Concrètement, l’utilisateur envoie ses requêtes à Gaia, comme ‘fait un résumé de l’ensemble des rapports parus sur un sujet spécifique en 2023’, après quoi Gaia analyse les sauvegardes disponibles et propose une synthèse. L’idée induit une approche totalement originale. « On a longtemps considéré la sauvegarde comme une assurance, mais dans le même temps comme un actif dormant », explique Kit Baell, chief revenue officer. « C’est quelque chose que l’on espère ne jamais devoir utiliser et qui, durant toute cette période et jusqu’à ce que l’on en ait besoin, ne fait que coûter de l’argent. » Le recours à l’IA permet de générer une certaine valeur de ces sauvegardes. Et avec l’avènement de ChatGPT, l’idée paraissait triviale. « Tel ne fut pourtant pas le cas », indique Kit Beall. « Ce fut un processus de longue haleine. Ce fut un succès immédiat qui a nécessité dix années. »
Chaque client compte
Cohesity se veut très claire sur la suite des événements. « Nous n’entendons perdre aucun client », insiste Sanjay Poonen. « C’est pourquoi nous n’obligeons personne à migrer vers Cohesity. Vous préférez garder Veritas NetBackup ? Pas de problème. Nous continuerons à en assurer le support. » Un rachat peut être synonyme d’inquiétudes sur le marché, comme l’a encore montré la reprise récente de VMware par Broadcom. Rien de tout cela chez Cohesity, affirme Poonen. En l’occurrence, aucun message alarmiste de hausse de prix ou d’abandon de clients et de partenaires.

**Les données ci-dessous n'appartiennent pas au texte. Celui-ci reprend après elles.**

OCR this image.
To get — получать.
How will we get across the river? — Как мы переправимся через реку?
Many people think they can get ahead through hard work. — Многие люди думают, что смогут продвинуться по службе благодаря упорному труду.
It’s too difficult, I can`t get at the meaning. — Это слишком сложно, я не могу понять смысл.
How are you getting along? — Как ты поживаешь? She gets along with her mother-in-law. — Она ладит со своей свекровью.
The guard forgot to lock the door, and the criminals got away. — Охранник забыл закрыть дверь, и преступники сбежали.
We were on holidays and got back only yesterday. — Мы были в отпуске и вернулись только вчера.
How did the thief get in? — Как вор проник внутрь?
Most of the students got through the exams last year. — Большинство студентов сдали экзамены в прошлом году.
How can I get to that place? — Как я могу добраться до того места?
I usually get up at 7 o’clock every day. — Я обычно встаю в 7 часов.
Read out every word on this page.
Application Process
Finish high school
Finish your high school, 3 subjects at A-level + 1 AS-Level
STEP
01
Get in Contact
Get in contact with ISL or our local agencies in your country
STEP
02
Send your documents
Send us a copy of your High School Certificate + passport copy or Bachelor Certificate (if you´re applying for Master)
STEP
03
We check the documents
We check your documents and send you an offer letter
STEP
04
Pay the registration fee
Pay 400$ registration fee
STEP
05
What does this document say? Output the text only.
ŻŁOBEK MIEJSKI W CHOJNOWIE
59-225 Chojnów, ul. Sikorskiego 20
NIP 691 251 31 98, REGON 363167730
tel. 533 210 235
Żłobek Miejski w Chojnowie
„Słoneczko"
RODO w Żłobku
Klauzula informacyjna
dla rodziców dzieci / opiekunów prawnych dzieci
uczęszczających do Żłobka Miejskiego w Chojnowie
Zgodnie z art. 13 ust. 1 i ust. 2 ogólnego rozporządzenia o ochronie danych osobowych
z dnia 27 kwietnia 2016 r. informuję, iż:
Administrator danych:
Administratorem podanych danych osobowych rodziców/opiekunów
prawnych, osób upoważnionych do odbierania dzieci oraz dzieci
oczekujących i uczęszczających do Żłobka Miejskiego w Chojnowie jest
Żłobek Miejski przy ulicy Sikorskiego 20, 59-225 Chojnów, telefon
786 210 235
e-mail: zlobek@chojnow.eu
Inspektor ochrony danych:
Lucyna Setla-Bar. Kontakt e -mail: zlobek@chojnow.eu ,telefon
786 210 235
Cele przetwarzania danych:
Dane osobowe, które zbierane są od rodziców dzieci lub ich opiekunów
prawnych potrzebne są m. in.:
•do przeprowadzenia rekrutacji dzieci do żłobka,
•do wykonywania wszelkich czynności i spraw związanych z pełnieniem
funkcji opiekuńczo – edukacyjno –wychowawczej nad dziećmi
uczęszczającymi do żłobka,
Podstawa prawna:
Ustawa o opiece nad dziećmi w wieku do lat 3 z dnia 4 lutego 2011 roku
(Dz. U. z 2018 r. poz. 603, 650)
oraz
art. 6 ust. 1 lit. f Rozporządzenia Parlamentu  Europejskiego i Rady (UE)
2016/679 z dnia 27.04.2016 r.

Concrètement, Cohesity rachète environ deux tiers de Veritas, le processus de dissociation devant être finalisé d’ici la fin de l’année. La nouvelle Cohesity représentera une valeur d’environ 7 milliards $ pour un chiffre d’affaires de 1,8 milliard $. Après 2025, l’entreprise entrera en Bourse. Les observateurs s’attendent à voir cette opération marquer le point de départ d’une consolidation accrue du secteur.